The Revolutionary Marxists
Besides the two main currents as described above, there has existed since the turn of the century a tiny stream of Revolutionary Marxists (RM). The RM often turns to Trotsky, not Mao, as their chief theoretical reference point. As Minqi Li puts it, besides their own “Marxist-Leninist-Maoist” faction there is now a “Marxist-Leninist-Trotskyist” faction. The RM cannot be compared in influence to the social democrats and the Maoists, who have strong connections to the institutions and the establishment and hence enjoy much more resources. The RM is at best composed of individuals and a few tiny groups with little resources and connections. On top of this the authorities see them as even more dangerous than the other two currents. Hence, they are very low-profile, if not entirely underground or hidden in NGOs and such organizations.

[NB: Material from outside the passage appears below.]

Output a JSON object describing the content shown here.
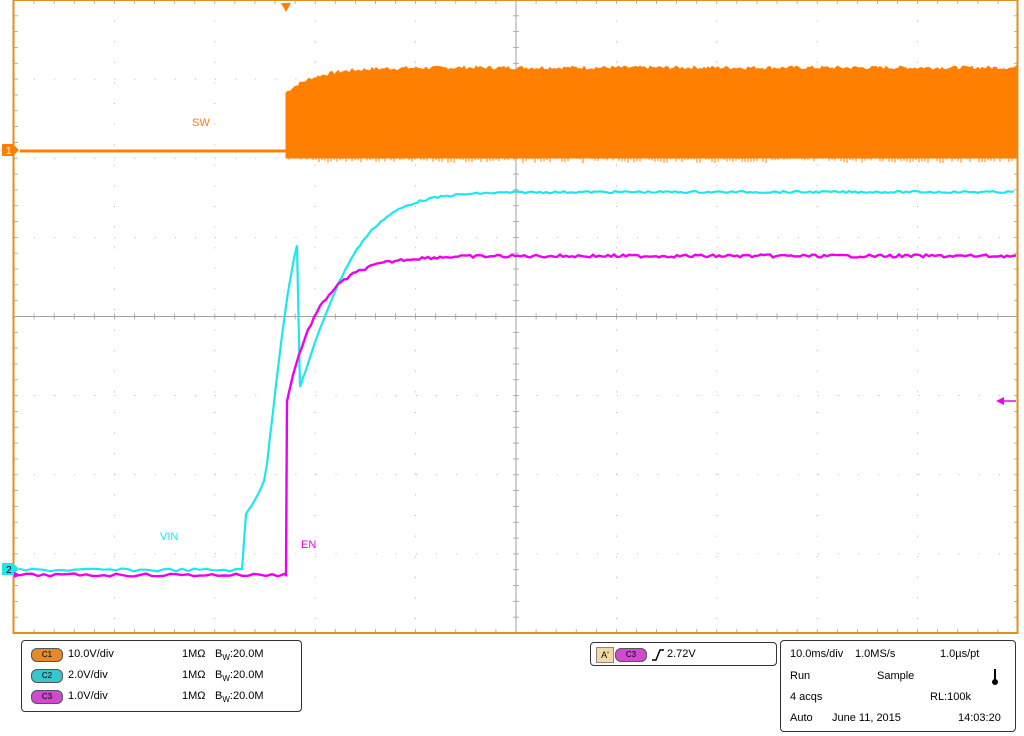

Some members of the RM have done good work, such as introducing European Marxist writings and working on labor rights. The more visible RM members are usually those who are active on the internet (and in private gatherings). Their debate with the Maoists on the character of the Chinese regime did pressure the latter to respond to this important question, and thus contributed to a rethinking process among leftists. Probably they were also among the first set of leftists who started debating about ronggong, or students going to work in factories. Therefore even when the RM is so seemingly marginal and insignificant, in relation to leftist ideas it is still worth noting. Individual RM members, however, sometimes curiously echo a Maoist tendency to deny the progressive nature of winning civil liberties during the present stage. They criticize social democrats like Wang Jiangsong as “reformist” (which is true) and treat them as the main enemy (which is problematic).
To sum up, we need to get rid of the idea of self-reform of the ruling clique and rely on the awakening of the working masses instead. In order to accomplish the latter task, it is important that labor currents come to the understanding that a common struggle to win basic civil and labor rights is paramount for a labor future and that ideological disagreement does not hinder this struggle. In the end, instead of treating an “-ism” as dogma or even worse, a new religion, labor should treat it as their working hypothesis in the practical fight against a new totalitarian regime.